E a outra ponta da equação? Há esforços sendo feitos para tornar transparente ao consumidor quanta água é usada na elaboração de diferentes produtos? Diante da falta de informação, como deve agir o consumidor?
O conceito de pegada da água está sendo desenvolvido, assim como foi desenvolvida a noção de pegada ecológica. Já está disponível para os EUA, e pode facilmente ser transferido e traduzido para outros lugares. Mostra quais são os usos da água, sabemos quanta água se gasta para pôr um bife no prato. Então, as pessoas poderiam comer um pouco menos de carne.

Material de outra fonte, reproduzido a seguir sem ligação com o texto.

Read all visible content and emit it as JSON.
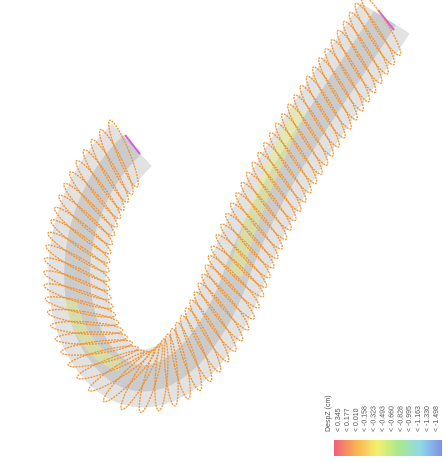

Sabemos quanta água vai em outros produtos, carros, computadores – os chips de computadores levam muita água. Estamos desenvolvendo essa noção da pegada da água para que as pessoas comecem a pensar que ela está embutida em nosso estilo de vida e em como mudá-lo. E estamos tentando desenvolver a consciência em torno do comportamento individual – o quão longo é o seu banho, se realmente precisa ter um gramado ou pode substituí-lo por alguma outra coisa que não precise de tanta água. Temos que mudar a noção de que, só porque você pode comprar água, pode usar o quanto quiser. É um processo difícil, um trabalho enorme, mas, se não compreendermos isso coletivamente e entendermos que não há lugar para se esconder de uma crise como essa, que é uma crise muito mais grave do que a de energia, então seremos responsáveis também coletivamente.